Hello world… yes I am still alive! Sorry for the LONG break from Blogging but so much has happened this week. I guess I will get down to the real meat and potatoes which is the new diagnosis that we are adding to Jay’s file. My boy’s chart looks like an encyclopedia. Seriously.
I am not sure if I have mentioned it here before but Jay has been complaining about his foot hurting. Honestly at first I did not give it much attention. He usually brought up the fact that it was hurting right before Taekwando class or if we were walking around for a while. I thought he was just complaining. But than we noticed that he was starting to drag the foot… a lot! Now Jay is flat-footed to begin with and his foot has always pointed outwards, but this was a HUGE difference. I brought it up during one of his PT appointments and the therapist agreed with me that something was just not right and that we should go check it out.
And so this week we finally got in to see a very highly recommended Pediatric Orthopedic Surgeon. We had heard mixed things about this doctor. There was never any doubt that she knows her business, but her bed side manner was questionable. And honestly I can agree. She was very short with us… until Jay’s X-rays came back. My goodness you would have thought it was Christmas morning and my boy’s foot was her gift… all wrapped up in a smelly sweaty sock.
The doctor who called my boy by the wrong name at first was suddenly Chatty Kathy. She excitedly pointed out how my boy’s bones in his foot have fussed together. Usually this will not show on a regular X-ray. But… there is so much calcification that it is showing up! In fact she is surprised that Jay can move his foot at all… that is how bad it is. She watched him walk, she pushed she pulled, she twisted or should I say she tried to twist and then she sent us off with a prescription to get a CT Scan so she can see exactly the extent. She also mentioned that she was 95% positive that Jay would need surgery in at least his right foot and maybe both!
I left the office with my head spinning. I knew something was up but had no idea exactly what. Of course we were not 10 minutes out-door before i started Googling: Calcaneonavicular Coalition… the unofficial diagnosis. I will save you the search yourself. It seems to be something that you are born with and it is inherited. Although you are born with it, most children are not officially diagnosed until around 10-12 years old. It seems as the child’s foot grows it causes more pain, stiffness, turning out of the foot. Ankle sprains and knee problems are common because the gait becomes all off due to the foot turning out. The procedure to fix the problem is to go in to separate the bones and then they will place some FAT in the hole between bones to keep them from refusing while the bones continue to grow.about 10 days in a cast, no weight-bearing on the foot, then extensive PT.
More head spinning.
But first thing first. We needed to get Jay to sit through a CT. I was nervous about this. But I did my best to not show it. I showed him a picture of the machine which he recognized from TV. I told him how only his feet would need to go in. he seemed hesitant but okay.

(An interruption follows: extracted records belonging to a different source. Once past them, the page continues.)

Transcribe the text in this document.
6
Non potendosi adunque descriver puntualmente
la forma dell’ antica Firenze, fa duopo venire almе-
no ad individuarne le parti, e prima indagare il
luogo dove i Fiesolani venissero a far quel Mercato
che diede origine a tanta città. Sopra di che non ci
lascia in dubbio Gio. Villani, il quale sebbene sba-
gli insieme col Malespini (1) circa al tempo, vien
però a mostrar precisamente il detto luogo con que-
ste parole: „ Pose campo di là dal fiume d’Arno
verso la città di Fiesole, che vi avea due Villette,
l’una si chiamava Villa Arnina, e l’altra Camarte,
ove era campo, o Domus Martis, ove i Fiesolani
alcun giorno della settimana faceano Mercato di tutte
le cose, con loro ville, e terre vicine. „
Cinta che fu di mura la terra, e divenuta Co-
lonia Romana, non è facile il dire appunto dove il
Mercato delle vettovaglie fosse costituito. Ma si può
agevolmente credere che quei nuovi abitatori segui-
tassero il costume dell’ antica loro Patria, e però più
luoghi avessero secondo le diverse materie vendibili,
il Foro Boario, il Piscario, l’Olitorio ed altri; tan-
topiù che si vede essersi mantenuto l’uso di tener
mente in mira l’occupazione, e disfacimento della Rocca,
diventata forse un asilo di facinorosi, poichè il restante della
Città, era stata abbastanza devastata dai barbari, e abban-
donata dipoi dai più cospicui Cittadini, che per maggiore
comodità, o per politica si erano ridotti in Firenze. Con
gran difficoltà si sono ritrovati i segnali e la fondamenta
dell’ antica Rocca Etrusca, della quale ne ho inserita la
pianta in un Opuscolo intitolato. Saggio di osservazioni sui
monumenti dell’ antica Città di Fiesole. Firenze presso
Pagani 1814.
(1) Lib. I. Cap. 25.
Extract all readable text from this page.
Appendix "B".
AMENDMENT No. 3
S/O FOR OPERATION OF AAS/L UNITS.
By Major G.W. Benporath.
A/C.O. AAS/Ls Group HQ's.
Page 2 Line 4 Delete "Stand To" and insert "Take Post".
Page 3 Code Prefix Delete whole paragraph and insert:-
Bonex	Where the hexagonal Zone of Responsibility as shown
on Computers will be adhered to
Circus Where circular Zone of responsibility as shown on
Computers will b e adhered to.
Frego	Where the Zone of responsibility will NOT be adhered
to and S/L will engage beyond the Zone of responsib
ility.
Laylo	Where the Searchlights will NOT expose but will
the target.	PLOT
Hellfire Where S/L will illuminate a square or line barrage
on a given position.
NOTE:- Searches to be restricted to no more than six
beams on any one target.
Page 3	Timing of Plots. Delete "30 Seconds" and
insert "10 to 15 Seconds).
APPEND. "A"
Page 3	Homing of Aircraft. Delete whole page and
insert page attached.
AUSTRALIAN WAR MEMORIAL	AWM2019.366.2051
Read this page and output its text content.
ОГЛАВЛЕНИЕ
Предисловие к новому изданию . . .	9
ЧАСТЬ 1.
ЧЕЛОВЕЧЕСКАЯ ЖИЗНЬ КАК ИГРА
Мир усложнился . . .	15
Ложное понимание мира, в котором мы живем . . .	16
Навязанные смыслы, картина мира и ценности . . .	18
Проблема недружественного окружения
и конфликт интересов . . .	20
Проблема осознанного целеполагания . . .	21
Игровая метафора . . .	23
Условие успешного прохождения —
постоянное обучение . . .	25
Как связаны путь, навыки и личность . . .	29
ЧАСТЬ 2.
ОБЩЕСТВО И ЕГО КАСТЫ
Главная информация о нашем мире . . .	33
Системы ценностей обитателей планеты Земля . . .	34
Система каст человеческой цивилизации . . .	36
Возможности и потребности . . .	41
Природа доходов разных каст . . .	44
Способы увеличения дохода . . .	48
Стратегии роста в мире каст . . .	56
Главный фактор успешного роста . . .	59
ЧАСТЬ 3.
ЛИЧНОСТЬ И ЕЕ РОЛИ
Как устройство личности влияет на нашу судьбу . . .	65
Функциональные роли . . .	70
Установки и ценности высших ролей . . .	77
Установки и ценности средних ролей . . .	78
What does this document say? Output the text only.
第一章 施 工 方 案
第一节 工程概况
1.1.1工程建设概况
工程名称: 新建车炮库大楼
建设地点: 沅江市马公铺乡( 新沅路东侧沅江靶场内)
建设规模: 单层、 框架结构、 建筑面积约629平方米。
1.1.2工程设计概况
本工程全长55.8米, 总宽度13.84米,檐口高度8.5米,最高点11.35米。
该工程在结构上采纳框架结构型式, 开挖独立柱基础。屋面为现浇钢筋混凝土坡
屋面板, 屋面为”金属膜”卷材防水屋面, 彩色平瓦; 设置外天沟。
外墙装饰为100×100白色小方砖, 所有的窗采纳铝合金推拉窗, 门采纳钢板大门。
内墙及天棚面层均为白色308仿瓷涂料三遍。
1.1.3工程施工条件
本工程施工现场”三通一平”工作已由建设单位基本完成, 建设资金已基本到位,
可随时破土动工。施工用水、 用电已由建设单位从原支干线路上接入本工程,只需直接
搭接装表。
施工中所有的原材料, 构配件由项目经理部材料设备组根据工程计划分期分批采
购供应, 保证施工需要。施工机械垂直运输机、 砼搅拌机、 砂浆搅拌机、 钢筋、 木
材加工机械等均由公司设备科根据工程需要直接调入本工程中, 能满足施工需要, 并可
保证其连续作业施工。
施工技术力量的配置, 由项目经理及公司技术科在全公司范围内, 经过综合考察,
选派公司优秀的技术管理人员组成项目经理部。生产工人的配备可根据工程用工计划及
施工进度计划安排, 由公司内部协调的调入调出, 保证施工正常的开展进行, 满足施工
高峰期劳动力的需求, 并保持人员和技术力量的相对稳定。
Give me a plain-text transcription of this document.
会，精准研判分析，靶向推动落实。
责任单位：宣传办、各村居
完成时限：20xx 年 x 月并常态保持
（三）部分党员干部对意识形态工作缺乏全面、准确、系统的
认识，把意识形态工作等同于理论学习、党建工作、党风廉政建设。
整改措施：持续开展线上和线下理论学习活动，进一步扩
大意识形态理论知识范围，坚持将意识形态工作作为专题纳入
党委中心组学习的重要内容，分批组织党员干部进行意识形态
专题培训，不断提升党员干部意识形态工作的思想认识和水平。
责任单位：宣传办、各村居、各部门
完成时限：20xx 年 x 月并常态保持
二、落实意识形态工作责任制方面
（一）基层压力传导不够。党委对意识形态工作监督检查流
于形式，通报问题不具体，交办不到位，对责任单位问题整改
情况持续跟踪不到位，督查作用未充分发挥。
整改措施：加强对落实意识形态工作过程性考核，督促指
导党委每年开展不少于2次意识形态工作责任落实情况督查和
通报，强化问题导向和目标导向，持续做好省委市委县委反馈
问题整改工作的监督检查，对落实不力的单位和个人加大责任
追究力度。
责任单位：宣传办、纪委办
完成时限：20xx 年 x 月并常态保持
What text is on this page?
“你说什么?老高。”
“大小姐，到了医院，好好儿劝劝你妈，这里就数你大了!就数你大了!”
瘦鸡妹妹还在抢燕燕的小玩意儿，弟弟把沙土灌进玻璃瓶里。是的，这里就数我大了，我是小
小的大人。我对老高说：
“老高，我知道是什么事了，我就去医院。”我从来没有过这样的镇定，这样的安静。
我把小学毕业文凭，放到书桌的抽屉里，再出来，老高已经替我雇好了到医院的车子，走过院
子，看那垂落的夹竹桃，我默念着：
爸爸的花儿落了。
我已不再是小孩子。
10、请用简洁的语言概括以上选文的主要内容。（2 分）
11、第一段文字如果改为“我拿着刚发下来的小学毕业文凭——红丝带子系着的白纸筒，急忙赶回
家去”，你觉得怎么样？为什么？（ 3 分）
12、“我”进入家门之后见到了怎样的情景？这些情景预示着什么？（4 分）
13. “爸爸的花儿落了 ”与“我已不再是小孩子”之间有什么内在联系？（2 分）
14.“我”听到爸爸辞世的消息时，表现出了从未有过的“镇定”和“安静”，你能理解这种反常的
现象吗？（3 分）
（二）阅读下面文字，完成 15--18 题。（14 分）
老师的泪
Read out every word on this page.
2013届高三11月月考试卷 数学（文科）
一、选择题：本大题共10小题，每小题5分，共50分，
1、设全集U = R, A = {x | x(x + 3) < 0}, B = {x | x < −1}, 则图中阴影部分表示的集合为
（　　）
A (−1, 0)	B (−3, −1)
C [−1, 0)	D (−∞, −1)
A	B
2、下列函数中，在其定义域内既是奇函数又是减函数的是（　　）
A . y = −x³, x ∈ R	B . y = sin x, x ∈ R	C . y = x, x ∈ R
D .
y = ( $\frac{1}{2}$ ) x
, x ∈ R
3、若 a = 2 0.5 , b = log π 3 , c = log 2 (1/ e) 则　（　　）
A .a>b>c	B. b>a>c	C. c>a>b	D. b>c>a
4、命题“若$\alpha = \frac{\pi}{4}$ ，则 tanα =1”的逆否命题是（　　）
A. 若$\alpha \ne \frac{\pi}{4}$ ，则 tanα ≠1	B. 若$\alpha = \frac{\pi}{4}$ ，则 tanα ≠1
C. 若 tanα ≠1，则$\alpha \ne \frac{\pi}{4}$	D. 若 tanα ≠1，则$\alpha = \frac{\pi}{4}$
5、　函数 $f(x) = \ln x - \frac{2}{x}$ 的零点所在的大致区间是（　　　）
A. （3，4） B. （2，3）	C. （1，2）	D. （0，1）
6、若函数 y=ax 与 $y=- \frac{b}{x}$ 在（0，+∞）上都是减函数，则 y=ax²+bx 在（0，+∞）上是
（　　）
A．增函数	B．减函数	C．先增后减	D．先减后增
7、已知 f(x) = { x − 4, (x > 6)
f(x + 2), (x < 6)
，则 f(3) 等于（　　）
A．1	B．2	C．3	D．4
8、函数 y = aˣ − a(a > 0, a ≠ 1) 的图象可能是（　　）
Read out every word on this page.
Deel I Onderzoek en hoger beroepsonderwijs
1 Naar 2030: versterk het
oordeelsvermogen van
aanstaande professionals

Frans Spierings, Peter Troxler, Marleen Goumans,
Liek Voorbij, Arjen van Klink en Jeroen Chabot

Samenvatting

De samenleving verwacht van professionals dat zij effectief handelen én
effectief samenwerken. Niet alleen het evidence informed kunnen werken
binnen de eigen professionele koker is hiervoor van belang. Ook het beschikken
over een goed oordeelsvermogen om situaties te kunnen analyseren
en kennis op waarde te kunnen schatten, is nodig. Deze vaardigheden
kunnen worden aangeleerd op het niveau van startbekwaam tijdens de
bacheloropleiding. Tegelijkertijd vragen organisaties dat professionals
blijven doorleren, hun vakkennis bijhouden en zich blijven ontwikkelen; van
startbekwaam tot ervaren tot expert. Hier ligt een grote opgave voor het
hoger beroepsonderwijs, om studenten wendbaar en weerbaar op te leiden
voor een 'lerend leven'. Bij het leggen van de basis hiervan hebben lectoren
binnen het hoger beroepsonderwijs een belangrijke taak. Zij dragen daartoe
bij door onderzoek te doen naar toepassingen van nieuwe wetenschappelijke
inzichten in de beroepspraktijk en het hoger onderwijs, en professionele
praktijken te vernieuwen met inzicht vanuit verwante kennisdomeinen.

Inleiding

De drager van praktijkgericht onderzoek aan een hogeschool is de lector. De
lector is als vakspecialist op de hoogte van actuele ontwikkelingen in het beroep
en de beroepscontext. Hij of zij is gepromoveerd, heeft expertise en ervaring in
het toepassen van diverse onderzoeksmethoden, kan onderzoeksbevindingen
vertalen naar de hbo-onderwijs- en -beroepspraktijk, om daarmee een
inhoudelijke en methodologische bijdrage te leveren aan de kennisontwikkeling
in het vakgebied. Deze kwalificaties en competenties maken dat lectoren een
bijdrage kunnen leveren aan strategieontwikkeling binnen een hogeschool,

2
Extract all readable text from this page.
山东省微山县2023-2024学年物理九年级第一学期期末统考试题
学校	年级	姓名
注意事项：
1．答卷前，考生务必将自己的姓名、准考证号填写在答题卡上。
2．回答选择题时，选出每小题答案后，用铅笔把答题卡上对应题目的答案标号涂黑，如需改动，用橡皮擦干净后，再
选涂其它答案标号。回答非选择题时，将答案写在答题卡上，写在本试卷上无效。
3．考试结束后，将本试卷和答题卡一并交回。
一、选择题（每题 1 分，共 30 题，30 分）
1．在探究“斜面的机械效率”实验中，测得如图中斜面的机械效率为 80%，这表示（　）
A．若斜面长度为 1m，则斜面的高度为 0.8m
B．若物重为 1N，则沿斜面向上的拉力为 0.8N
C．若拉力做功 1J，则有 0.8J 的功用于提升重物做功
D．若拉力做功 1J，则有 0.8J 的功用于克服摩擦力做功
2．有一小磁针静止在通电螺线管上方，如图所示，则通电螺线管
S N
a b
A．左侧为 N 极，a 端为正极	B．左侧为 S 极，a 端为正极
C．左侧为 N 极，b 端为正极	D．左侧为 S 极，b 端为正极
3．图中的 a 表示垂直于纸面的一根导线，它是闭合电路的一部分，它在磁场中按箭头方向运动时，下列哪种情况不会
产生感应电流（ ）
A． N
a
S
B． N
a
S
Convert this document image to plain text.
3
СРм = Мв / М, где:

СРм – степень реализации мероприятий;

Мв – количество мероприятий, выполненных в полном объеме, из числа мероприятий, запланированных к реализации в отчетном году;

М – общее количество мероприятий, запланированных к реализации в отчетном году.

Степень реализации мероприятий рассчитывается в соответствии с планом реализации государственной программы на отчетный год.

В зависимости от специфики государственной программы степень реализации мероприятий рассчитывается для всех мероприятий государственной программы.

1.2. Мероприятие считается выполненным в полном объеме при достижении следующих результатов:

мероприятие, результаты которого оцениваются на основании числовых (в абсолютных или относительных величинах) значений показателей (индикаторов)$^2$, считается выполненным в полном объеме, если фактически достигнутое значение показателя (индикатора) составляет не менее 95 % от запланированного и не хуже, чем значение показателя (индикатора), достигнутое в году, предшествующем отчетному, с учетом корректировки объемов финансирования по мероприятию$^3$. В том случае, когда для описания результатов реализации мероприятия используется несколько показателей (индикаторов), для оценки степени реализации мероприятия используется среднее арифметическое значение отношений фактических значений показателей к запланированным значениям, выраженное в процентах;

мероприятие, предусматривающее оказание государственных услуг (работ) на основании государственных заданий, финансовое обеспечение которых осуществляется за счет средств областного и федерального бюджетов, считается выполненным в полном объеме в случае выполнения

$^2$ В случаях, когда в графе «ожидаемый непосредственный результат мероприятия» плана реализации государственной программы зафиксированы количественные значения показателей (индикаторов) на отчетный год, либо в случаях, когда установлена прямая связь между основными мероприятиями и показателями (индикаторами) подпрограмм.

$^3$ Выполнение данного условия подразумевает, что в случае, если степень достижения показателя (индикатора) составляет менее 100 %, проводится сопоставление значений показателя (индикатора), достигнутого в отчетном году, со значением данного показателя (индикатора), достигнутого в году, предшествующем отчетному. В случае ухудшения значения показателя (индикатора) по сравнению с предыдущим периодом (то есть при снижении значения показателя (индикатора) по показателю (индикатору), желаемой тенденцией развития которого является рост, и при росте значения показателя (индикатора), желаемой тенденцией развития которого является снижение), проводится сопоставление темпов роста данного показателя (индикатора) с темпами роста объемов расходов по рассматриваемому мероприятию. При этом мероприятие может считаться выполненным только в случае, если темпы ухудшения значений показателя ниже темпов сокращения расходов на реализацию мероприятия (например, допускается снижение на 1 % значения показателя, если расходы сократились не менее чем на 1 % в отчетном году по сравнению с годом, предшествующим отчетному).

I called the imaging place and spoke ahead of time to the actual technicians. They were wonderful. I told them about my boy. How he will ask question after question. How if they were patient he would do everything they asked him to do. They seemed to get it. I felt a little better.
Today we went right after school to the imaging center. From the moment we arrived they treated Jay like a rock star. There was no one else there so it was quiet. They took us ALL back (hubby and Grace included) and showed us how the machine worked, talked about what would happen and were ready to go on and on when Jay started removing his socks and shoes and said …
“Let’s Do This!”
And so we did it. Not one problem either. I was so proud of him.
We go back to the Orthopedic on Monday to see where we go from here! I am sure no matter what she says my boy will say, “Let’s do it!” I hope!